In its Statement of Issues, Mid-Continent submits that an exclusion in a policy endorsement, denying coverage if the rental agreement is violated, is applicable here. In the rental agreement, the rentee agrees that the vehicle will not be operated by any person under the influence of intoxicants. Mid-Continent says that prohibition was violated by Garton and consequently coverage should be denied.
This issue statement, not briefed, ignores two of the trial court's conclusions of law: (1) this exclusion was waived because Budget knew or should have known when it rented the car to Garton that he was under the influence of intoxicants, and (2) this exclusion is void as against the intent of Oklahoma's Financial Responsibility Law and against public policy. These two conclusions, which have not been assailed in appellant's brief, prevent the operation of the exclusionary clause.

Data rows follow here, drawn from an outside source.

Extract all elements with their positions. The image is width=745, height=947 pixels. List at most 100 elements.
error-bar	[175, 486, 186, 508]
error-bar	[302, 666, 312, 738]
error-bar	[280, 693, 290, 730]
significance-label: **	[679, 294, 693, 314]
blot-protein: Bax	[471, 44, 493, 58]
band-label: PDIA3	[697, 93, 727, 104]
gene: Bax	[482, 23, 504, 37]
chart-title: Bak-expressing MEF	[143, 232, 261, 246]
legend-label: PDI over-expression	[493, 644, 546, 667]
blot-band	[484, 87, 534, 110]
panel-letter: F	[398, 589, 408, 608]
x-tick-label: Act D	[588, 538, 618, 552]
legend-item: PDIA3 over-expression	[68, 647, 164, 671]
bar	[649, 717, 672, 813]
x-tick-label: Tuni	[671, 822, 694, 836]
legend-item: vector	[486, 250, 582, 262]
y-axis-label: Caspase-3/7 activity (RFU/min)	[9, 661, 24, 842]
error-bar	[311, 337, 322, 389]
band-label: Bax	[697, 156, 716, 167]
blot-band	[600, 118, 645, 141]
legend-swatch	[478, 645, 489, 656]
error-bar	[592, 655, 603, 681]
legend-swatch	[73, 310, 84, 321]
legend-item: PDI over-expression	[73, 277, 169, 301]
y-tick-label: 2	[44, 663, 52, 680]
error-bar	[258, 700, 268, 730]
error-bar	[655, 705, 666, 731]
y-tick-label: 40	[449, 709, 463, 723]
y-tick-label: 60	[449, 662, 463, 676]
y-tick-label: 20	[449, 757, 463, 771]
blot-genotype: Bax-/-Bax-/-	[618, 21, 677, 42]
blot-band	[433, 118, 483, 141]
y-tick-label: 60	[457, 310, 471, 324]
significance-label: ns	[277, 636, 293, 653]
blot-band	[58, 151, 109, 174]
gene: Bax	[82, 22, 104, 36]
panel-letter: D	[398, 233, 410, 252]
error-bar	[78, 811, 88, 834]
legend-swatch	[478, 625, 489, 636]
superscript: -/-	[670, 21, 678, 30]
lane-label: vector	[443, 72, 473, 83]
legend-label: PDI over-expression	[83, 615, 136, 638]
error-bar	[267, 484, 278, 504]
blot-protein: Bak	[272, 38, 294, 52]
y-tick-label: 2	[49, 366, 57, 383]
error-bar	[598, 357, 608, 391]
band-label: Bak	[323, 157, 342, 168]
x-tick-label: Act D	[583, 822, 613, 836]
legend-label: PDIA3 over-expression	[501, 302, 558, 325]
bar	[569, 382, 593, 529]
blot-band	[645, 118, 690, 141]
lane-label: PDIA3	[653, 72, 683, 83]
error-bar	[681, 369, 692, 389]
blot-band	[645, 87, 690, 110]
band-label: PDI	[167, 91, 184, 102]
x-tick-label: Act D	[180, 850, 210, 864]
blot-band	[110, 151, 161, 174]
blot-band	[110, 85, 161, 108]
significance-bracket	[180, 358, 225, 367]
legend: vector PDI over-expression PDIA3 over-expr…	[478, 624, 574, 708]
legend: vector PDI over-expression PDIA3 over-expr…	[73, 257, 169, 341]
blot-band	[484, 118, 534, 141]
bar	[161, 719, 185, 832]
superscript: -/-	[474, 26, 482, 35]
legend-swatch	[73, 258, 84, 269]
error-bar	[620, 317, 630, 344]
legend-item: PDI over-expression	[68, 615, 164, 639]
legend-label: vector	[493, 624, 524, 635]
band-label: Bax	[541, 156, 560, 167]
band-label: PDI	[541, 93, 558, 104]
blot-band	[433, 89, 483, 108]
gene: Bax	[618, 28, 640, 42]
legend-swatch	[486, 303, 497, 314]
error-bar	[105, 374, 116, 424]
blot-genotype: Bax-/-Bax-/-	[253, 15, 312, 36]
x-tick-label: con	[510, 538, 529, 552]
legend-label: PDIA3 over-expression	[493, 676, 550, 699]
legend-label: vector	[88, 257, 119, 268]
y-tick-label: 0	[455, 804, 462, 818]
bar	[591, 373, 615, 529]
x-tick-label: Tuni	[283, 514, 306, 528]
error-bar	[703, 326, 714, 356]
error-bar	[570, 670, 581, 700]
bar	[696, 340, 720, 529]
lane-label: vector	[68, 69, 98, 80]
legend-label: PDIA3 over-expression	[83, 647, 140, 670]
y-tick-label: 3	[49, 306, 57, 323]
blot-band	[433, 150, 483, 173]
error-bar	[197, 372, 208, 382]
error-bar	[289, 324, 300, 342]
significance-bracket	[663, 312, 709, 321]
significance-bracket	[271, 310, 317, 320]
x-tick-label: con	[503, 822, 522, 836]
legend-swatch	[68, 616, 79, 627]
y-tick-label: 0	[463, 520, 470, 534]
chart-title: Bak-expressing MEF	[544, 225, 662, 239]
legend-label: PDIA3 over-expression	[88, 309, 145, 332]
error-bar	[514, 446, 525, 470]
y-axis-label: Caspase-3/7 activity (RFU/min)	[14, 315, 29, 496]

Judgment is affirmed except that State Farm has liability to the extent of its policy as an excess carrier.
Affirmed as modified.
State Farm relies on St. Paul Fire & Marine Ins. Co. v. Aetna Cas. & Sur. Co., 357 F.2d 315 (10th Cir. 1966). Although we reach a like result, that case is distinguishable from the present case. There each insurer conceded its obligation to pay the entire loss (which had been determined by judgment) if the other did not. The insured was fully protected and, consequently, had no interest in the action
Mid-Continent's policy provides in pertinent part: "6. Other insurance. The insurance afforded by this policy is primary insurance except when stated to apply in excess of or contingent upon the absence of other insurance. When this insurance is primary and the insured has other insurance which is stated to be applicable to the loss on an excess or contingent basis, the amount of the company's liability under this policy shall not be reduced by the existence of such other insurance
"When both this insurance and other insurance apply to the loss on the same basis, whether primary, excess or contingent, the company shall not be liable under this policy for a greater proportion of the loss than that stated in the applicable contribution provision below:
"(a) Contribution by Equal Shares. If all of such other valid and collectible insurance provides for contribution by equal shares, the company shall not be liable for a greater proportion of such loss than would be payable if each insurer equals the lowest applicable limit of liability under any one policy or the full amount of the loss is paid, and with respect to any amount of loss not so paid the remaining insurers, then continue to contribute equal shares to the remaining amount of the loss until each such insurer has paid its limit in full or the full amount of the loss is paid.
"(b) Contribution by Limits. If any of such other insurance does not provide for contribution by equal shares, the company shall not be liable for a greater proportion of such loss than the applicable limit of liability under this policy for such loss bears to the total applicable limit of liability of all valid and collectible insurance against such loss."